Have You Been Using Your Drip Coffee Maker Correctly?
The drip coffee machine has been a staple on kitchen counters for decades. While coffee lovers are trying more coffee brewing methods than ever before, these classic coffee makers still comprise the largest portion of at home-brewed coffee. The process of making pot coffee might largely be second nature within your morning routine, but there are some common mistakes that you may not be aware of. There’s a good chance the coffee you’ve been drinking every morning can be much better than you think!
1. You’re Not Using the Right Amount of Coffee
This is probably the most common mistake I see with coffee. More often than not, I find people do not use enough coffee in their coffee makers. Also, while some falsely believe you can use the same amount of grounds to brew more coffee, the science there simply doesn’t work. My suggestion to ensure you’re using the correct amount of coffee is to measure precisely. Trade out the standard dinner spoon for a much more accurate tablespoon measure or coffee scoop, or ideally, measure based on weight (with a scale) instead of volume. This in and of itself can completely change your morning coffee experience. I recommend starting with a ratio of 7-8g (1Tbsp) coffee to every 112g (4oz) water and tweak to your personal preference from there.

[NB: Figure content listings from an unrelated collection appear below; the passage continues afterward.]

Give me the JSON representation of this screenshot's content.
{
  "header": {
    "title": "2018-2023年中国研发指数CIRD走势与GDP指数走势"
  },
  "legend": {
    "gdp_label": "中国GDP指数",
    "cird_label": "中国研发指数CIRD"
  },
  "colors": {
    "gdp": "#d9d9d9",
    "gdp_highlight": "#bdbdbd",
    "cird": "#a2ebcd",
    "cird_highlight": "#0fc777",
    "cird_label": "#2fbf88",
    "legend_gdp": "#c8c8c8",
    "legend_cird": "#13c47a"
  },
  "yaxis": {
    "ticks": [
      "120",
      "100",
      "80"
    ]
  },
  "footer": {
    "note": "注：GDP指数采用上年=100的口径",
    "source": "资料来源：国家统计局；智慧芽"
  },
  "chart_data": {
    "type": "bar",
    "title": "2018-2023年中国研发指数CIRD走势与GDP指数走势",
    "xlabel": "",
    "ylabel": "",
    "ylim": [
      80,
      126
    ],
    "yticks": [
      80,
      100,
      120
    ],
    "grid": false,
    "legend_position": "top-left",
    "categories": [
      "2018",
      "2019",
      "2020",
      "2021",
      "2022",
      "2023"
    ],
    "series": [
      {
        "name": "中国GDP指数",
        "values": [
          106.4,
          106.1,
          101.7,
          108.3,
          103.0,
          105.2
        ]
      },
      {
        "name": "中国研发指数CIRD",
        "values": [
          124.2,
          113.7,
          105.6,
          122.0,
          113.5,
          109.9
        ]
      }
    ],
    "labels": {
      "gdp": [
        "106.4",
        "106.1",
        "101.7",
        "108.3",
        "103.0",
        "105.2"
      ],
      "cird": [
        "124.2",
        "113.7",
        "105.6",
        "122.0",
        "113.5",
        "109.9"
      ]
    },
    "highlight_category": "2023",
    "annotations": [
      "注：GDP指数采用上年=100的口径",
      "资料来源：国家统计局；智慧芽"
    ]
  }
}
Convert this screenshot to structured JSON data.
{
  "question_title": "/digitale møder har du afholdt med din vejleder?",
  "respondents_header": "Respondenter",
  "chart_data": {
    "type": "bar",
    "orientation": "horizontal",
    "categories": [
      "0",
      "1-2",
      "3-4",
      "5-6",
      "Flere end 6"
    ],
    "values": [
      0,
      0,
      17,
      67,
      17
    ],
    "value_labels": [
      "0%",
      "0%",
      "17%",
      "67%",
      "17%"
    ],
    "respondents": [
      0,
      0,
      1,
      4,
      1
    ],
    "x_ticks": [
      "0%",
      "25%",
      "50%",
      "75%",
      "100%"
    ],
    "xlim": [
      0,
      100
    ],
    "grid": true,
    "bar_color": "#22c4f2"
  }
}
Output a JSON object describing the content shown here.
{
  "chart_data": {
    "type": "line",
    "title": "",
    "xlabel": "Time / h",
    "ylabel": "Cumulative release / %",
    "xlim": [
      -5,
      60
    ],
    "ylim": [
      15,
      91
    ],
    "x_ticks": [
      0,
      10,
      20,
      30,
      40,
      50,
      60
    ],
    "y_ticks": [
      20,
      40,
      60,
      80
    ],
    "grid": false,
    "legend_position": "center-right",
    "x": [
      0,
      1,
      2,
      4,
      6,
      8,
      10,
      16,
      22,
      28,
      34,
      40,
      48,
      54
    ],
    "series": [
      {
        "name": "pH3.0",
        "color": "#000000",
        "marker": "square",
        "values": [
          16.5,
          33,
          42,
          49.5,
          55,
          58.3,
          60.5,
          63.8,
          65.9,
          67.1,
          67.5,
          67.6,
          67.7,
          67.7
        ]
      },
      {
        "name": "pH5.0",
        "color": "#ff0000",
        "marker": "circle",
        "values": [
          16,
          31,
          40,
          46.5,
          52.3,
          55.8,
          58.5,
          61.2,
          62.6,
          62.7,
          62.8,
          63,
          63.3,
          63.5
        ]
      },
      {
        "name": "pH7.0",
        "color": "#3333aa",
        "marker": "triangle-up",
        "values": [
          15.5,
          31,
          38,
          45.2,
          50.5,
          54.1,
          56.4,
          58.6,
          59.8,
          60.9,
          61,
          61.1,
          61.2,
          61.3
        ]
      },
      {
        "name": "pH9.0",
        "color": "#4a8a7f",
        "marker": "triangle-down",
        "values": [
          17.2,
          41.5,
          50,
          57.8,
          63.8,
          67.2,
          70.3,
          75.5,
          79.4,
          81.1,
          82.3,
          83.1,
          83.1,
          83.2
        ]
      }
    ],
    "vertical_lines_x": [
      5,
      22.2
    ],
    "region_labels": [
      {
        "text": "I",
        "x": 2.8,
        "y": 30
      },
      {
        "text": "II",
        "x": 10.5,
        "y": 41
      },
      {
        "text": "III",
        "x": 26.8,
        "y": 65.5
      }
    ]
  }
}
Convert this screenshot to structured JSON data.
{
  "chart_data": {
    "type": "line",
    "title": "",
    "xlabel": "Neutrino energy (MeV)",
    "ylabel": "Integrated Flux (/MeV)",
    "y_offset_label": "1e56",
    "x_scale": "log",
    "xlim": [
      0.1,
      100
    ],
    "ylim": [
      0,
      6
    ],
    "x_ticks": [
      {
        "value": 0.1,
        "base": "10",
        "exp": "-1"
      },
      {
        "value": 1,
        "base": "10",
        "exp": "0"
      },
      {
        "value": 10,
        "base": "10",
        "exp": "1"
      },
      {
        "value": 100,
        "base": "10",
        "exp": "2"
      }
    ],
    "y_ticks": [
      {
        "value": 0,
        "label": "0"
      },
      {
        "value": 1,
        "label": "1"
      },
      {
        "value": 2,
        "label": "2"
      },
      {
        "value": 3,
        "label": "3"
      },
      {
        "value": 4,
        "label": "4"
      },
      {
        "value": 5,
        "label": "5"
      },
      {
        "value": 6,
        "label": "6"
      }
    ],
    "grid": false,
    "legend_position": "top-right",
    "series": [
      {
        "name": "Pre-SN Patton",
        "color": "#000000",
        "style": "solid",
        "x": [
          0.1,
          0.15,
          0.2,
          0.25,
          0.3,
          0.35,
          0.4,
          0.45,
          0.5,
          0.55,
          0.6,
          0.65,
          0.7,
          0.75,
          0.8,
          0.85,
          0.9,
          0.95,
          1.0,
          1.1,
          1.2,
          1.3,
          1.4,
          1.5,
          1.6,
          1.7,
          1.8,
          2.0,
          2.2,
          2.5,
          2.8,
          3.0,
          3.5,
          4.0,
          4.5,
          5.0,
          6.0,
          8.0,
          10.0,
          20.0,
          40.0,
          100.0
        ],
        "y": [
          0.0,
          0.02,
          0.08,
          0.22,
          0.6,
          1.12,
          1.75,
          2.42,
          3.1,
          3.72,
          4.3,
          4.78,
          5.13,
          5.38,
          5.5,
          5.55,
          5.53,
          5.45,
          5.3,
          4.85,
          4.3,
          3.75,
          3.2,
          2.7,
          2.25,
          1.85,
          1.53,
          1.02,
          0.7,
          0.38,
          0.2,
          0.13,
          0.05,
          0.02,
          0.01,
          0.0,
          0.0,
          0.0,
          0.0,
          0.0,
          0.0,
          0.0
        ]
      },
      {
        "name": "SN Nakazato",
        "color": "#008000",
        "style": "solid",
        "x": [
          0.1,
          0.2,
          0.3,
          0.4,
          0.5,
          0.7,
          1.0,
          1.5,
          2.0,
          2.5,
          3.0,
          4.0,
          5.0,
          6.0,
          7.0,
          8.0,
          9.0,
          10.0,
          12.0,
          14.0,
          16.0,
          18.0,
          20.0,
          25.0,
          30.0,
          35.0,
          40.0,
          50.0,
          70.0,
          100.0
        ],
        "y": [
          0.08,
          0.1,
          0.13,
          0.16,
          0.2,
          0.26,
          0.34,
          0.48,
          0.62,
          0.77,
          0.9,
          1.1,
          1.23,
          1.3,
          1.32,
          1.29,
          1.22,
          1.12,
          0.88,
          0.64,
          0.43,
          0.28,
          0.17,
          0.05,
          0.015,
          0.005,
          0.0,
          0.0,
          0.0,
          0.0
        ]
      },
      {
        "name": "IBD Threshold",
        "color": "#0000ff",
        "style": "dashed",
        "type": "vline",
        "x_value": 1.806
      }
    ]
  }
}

2. Using Low Quality Tap Water
Coffee is almost entirely water which makes it one of the most critical components of your overall cup. In short, not all water should be treated as equal. To get the best tasting coffee, you must use filtered water, and doing so will also ensure the longevity of your coffee maker. If you’ve been using tap water in your coffee maker for years and wonder why your coffee always tastes a bit off, there’s a very good chance that the inside of your coffee machine is filled with mineral buildup from hard water. Those mineral deposits in the machine will greatly change the taste of your coffee and will ultimately lead to a broken machine.
3. Coffee Grind Size is Off
I can’t tell you the amount of times I’ve seen people use finely ground coffee beans, that should be reserved for espresso or even Turkish coffee, in their drip coffee brewer. The general rule of thumb for this method is medium coarseness. The ground coffee should resemble normal sand. If yours resembles table salt that’s too fine, and if it resembles sea salt that’s too coarse. If you must buy pre-ground coffee for your machine, make sure the grind size is right for the brew method. If you’re grinding whole bean coffee at home - the highly preferred option- you have complete control over getting this just right.
4. Your Coffee Machine Needs a Clean
Just like any piece of kitchen equipment, your coffee machine needs a deep clean on a regular basis. If you don’t scrub out the coffee pot or any components the coffee touches, there is a good chance that you’re tasting the funk left over from previous coffee brews. Long story short, stay on top of cleaning your coffee machine in regular intervals to make sure the remnants of your old coffee don’t make their way into your new brew.
5. Your Equipment Needs an Upgrade
It’s not uncommon to see a low-cost drip coffee maker used for years and years. While I don’t want to encourage anyone to discard functioning equipment, it’s important to make sure your coffee maker is doing what it should. Many of these coffee machines do a very poor job of regulating temperature throughout the brewing process, which can negatively impact the resulting coffee. Additionally, with larger drip coffee makers, you’ll often make much more coffee than you actually need at that moment. Whether that brewed coffee ends up in the sink or sitting on the burner for hours until you can finish it off, both are less than ideal. At the end of the day, good coffee paired with attention to detail can only do so much if the coffee machine itself is not up to par. Is it time to donate or recycle that old coffee brewer and trade up?